I have just finished reading a page from the Eighth Grade text book of a Government School in the Punjab. Staring me in the face is a picture of two Metro Buses and text that tell school children about the need of such a project and its delivery by the Punjab Government in record time to alleviate mass transportation issues in big cities. What the lesson surprisingly lacks is a direct ode to the Punjab Chief Minister and his elder sibling roosting in Islamabad. This can even now be added to the syllabus to create perfect comedy.

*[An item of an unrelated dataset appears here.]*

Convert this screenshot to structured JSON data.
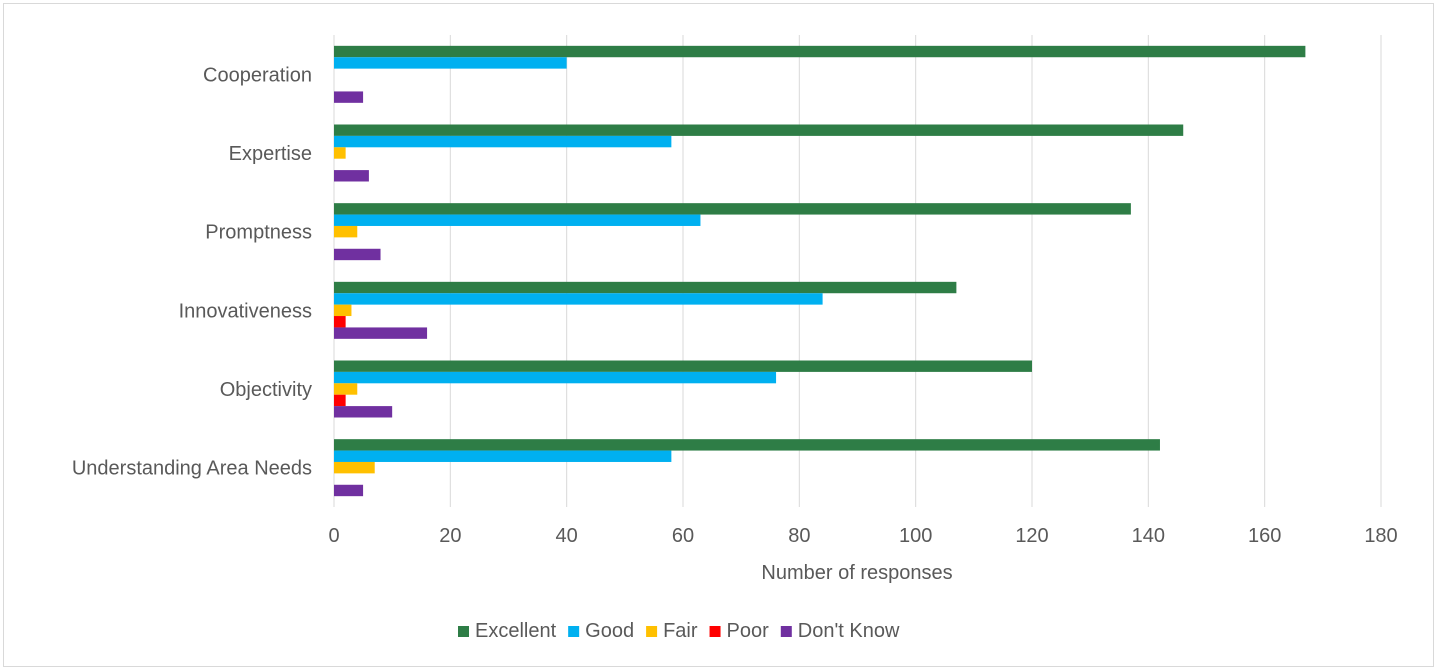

Mass transit systems are a common, everyday service that began decades ago in big cities around the world, but it is only in Pakistan that it is being touted as a novel achievement to the extent that it has been included as part of the school curriculum. I would sincerely advise my readers to prepare themselves for a revised edition of the text book that contains an additional couple of pages on the intra city train service called the Orange Line.

The Rawalpindi – Islamabad Metro Bus Project continues to create havoc with the Federal Capital; a city that was green and beautiful. I am told that inbound and outbound buses will run on both sides of the existing island, which will be demolished along with its beautiful trees to make way for the stations. Since these bus lanes and stations will consume two out of the three existing lanes on Jinnah Avenue, more lanes will be created on both sides. If the current markings indicating the extent of this expansion are correct, then the beautiful Pines lining the avenue will be destroyed either through uprooting or root ball damage. I am not against development and progress, particularly one which provides our cities with mass transit systems, but I am certainly against development, which callously destroys the environment and is at the expense of other more vital areas of good governance.

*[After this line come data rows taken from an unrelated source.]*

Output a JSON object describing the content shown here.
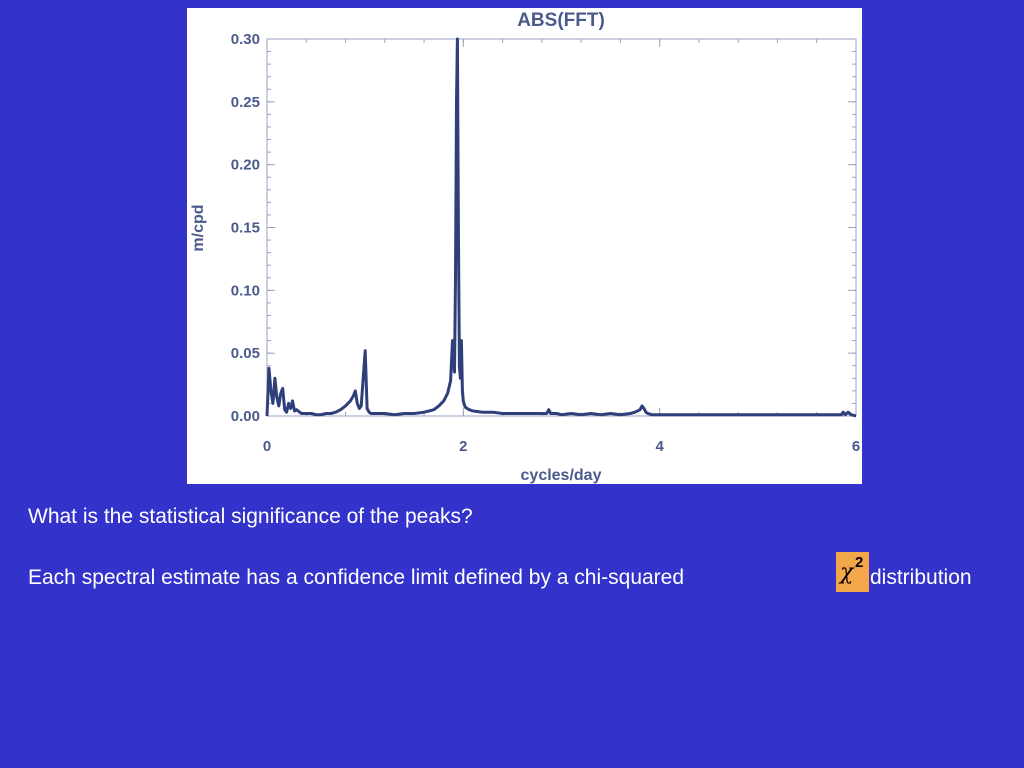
{
  "slide": {
    "question": "What is the statistical significance of the peaks?",
    "statement": "Each spectral estimate has a confidence limit defined by a chi-squared",
    "chi_symbol": "χ",
    "chi_exponent": "2",
    "statement_end": "distribution",
    "colors": {
      "background": "#3333cc",
      "text": "#ffffff",
      "chi_box": "#f4a64a",
      "line": "#2e3f7a",
      "axis_text": "#4a5a8c"
    }
  },
  "chart_data": {
    "type": "line",
    "title": "ABS(FFT)",
    "xlabel": "cycles/day",
    "ylabel": "m/cpd",
    "xlim": [
      0,
      6
    ],
    "ylim": [
      0,
      0.3
    ],
    "x_ticks": [
      0,
      2,
      4,
      6
    ],
    "x_tick_labels": [
      "0",
      "2",
      "4",
      "6"
    ],
    "y_ticks": [
      0,
      0.05,
      0.1,
      0.15,
      0.2,
      0.25,
      0.3
    ],
    "y_tick_labels": [
      "0.00",
      "0.05",
      "0.10",
      "0.15",
      "0.20",
      "0.25",
      "0.30"
    ],
    "grid": false,
    "series": [
      {
        "x": [
          0.0,
          0.02,
          0.04,
          0.06,
          0.08,
          0.1,
          0.12,
          0.14,
          0.16,
          0.18,
          0.2,
          0.22,
          0.24,
          0.26,
          0.28,
          0.3,
          0.35,
          0.4,
          0.45,
          0.5,
          0.55,
          0.6,
          0.65,
          0.7,
          0.75,
          0.8,
          0.85,
          0.88,
          0.9,
          0.92,
          0.94,
          0.96,
          0.98,
          1.0,
          1.01,
          1.02,
          1.04,
          1.06,
          1.1,
          1.2,
          1.3,
          1.4,
          1.5,
          1.6,
          1.7,
          1.75,
          1.8,
          1.84,
          1.87,
          1.89,
          1.9,
          1.91,
          1.92,
          1.93,
          1.94,
          1.95,
          1.96,
          1.97,
          1.98,
          1.99,
          2.0,
          2.01,
          2.02,
          2.04,
          2.06,
          2.1,
          2.2,
          2.3,
          2.4,
          2.5,
          2.6,
          2.7,
          2.8,
          2.85,
          2.87,
          2.89,
          2.95,
          3.0,
          3.1,
          3.2,
          3.3,
          3.4,
          3.5,
          3.6,
          3.7,
          3.75,
          3.8,
          3.82,
          3.84,
          3.86,
          3.88,
          3.92,
          4.0,
          4.1,
          4.2,
          4.3,
          4.4,
          4.5,
          4.6,
          4.7,
          4.8,
          4.9,
          5.0,
          5.1,
          5.2,
          5.3,
          5.4,
          5.5,
          5.6,
          5.7,
          5.8,
          5.85,
          5.87,
          5.89,
          5.92,
          5.95,
          6.0
        ],
        "y": [
          0.0,
          0.038,
          0.02,
          0.01,
          0.03,
          0.015,
          0.008,
          0.018,
          0.022,
          0.005,
          0.003,
          0.01,
          0.006,
          0.012,
          0.004,
          0.005,
          0.002,
          0.002,
          0.002,
          0.001,
          0.001,
          0.002,
          0.002,
          0.003,
          0.005,
          0.008,
          0.012,
          0.016,
          0.02,
          0.01,
          0.006,
          0.008,
          0.03,
          0.052,
          0.03,
          0.006,
          0.003,
          0.002,
          0.002,
          0.002,
          0.001,
          0.002,
          0.002,
          0.003,
          0.005,
          0.008,
          0.012,
          0.018,
          0.028,
          0.06,
          0.045,
          0.035,
          0.11,
          0.25,
          0.3,
          0.15,
          0.04,
          0.03,
          0.06,
          0.02,
          0.012,
          0.009,
          0.007,
          0.006,
          0.005,
          0.004,
          0.003,
          0.003,
          0.002,
          0.002,
          0.002,
          0.002,
          0.002,
          0.002,
          0.005,
          0.002,
          0.002,
          0.001,
          0.002,
          0.001,
          0.002,
          0.001,
          0.002,
          0.001,
          0.002,
          0.003,
          0.005,
          0.008,
          0.006,
          0.003,
          0.002,
          0.001,
          0.001,
          0.001,
          0.001,
          0.001,
          0.001,
          0.001,
          0.001,
          0.001,
          0.001,
          0.001,
          0.001,
          0.001,
          0.001,
          0.001,
          0.001,
          0.001,
          0.001,
          0.001,
          0.001,
          0.001,
          0.003,
          0.001,
          0.003,
          0.001,
          0.0
        ]
      }
    ]
  }
}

The President of Pakistan delivered his traditional address to the Parliament amidst severe criticism. I too heard the speech, which was nothing short of eulogizing the PML-N and its leadership. It would have been in keeping with Presidential dignity if our President had spoken like a Head of State and not a party activist.

The budget cat is out of the bag with its usual supporters and detractors. I consider budget-making a difficult and thankless undertaking that never pleases all sections of society. Nonetheless, credit must be given where it is due and in my opinion, what was presented to the Parliament was (on merit) not as bad as expected. What remains to be seen is whether measures to increase revenues, reduce the trade deficit and keep inflation in check, are implemented and enforced in letter and spirit.

My cauldron doesn’t have much with respect to Mr. Altaf Hussain’s arrest by the London Metropolitan Police, except that the British police and judicial system is one of the best and most reliable in the world. Only time will tell as to what hard evidence prompted the arrest of somebody as high profile as the Head of the Muttahida Qaumi Movement.

Last, but not the least, the crash of the Pakistan Air Force Mirage in Baldia Town Karachi had an impact on me, as I knew Wing Commander Khurram Samad at a personal level. What has caused me to include this tragedy as part of this week’s column, is the fact that a major national daily published a story that covered the civilian casualties in detail along with an injured person’s photo, while making only a passing reference to the two courageous ‘pilots’. I am emphasizing the word ‘courageous’ as (according to a PAF source), both pilots delayed their ejection beyond the ‘point of no return’, in an attempt to steer the crippled machine away from residential structures in true air force tradition.

 The writer is a freelance columnist.